I'm trying to learn as much as I can about what I can do that will benefit Kyetume. Ashley, my co-intern at Kyetume, and I will be I designing a website for them using godaddy. We're also going to use dreamweaver and wordpress to update files and images on the site, and we hope to to teach Kyetume staff how to maintain and update the website themselves so that it will be sustainable. I'm probably going to be working with micro finance programs and women's support groups. I will also be coordinating a pen-pal program between children at a local school and fourth graders at Frank Porter Graham elementary school in Chapel Hill. Maybe I'll help out in other areas too. I'm going to have to figure out more about what exactly I'll be doing once I get there.
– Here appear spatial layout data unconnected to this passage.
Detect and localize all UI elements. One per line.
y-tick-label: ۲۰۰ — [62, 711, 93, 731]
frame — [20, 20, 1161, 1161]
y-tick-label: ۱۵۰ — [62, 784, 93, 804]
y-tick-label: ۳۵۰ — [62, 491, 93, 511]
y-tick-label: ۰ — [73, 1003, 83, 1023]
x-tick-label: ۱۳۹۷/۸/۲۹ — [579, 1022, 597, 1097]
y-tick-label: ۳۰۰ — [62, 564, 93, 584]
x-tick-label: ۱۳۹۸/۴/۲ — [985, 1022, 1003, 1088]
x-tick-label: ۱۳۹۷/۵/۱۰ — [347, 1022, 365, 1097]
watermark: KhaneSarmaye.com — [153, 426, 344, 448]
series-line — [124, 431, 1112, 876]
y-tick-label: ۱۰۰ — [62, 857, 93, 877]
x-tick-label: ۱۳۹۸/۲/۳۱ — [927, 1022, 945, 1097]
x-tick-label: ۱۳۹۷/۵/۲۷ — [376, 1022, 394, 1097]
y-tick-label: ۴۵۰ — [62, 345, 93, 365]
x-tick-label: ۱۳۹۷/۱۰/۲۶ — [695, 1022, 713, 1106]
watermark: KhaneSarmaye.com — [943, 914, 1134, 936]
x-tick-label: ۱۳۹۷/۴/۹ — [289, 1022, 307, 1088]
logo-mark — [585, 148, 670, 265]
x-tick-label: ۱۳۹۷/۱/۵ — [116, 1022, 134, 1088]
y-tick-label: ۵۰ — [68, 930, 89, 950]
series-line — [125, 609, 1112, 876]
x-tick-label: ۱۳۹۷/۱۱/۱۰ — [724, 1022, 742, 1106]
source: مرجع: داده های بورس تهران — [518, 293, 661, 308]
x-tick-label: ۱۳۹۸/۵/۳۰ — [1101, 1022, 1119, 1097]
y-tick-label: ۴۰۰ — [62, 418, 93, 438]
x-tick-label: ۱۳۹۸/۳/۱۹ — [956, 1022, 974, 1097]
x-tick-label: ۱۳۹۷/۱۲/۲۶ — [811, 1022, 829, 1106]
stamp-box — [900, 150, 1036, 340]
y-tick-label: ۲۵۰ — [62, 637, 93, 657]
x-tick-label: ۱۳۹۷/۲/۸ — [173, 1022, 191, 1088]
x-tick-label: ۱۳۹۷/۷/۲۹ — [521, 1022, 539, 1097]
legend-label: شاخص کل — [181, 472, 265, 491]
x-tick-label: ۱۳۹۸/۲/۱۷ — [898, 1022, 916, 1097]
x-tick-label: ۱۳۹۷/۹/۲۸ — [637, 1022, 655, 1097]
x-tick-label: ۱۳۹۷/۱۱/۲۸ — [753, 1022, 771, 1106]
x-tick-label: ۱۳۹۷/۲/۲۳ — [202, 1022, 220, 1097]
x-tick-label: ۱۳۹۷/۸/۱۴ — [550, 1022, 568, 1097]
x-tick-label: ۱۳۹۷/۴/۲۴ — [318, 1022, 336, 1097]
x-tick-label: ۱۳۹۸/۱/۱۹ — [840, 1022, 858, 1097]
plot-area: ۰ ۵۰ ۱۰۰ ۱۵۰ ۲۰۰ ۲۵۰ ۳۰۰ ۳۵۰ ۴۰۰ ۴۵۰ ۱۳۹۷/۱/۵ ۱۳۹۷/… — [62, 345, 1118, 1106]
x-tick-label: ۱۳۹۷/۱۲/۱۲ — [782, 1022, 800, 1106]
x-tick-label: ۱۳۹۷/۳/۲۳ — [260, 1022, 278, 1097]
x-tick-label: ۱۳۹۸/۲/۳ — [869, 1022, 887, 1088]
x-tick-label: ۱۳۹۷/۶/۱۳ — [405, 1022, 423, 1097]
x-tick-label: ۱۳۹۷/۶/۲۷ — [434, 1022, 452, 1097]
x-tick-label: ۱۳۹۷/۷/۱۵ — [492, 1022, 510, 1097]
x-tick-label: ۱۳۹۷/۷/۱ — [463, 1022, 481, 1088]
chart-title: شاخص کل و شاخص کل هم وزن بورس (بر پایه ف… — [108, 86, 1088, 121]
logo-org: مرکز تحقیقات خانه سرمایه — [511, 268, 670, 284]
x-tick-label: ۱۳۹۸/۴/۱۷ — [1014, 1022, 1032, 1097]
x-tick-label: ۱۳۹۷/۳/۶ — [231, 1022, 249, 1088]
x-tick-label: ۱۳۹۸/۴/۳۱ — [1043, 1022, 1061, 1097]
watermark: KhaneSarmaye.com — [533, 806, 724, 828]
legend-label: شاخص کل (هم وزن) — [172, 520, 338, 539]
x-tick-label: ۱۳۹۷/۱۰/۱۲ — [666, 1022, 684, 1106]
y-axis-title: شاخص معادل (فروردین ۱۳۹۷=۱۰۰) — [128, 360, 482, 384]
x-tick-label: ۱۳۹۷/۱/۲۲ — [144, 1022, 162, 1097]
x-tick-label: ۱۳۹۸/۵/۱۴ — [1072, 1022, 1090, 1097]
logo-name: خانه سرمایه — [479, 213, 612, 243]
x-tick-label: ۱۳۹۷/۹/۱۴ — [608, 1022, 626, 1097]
I want to learn as much Luganda, the local language, as possible. I already know a couple phrases.

Kyi (pronounced "chi") kati = "What's up?"
Respond to this by saying Te wali ("not much/nothing").

Oli otya = "Hello/How are you?"
Respond to this by saying Bulungi ("I'm fine").
Muli Mutya is the plural form.

Past interns have told me that I'm going to have to learn on the spot and that the internship is going to be challenging at times. The challenge is still kind of exciting! I'll get to meet and learn from people in Uganda, and I'll also be learning more about how community based health care systems operate. Granted, just because I'm going to be exposed to one community based healthcare system in Uganda doesn't mean that I'll know everything about every one that exists all around the world.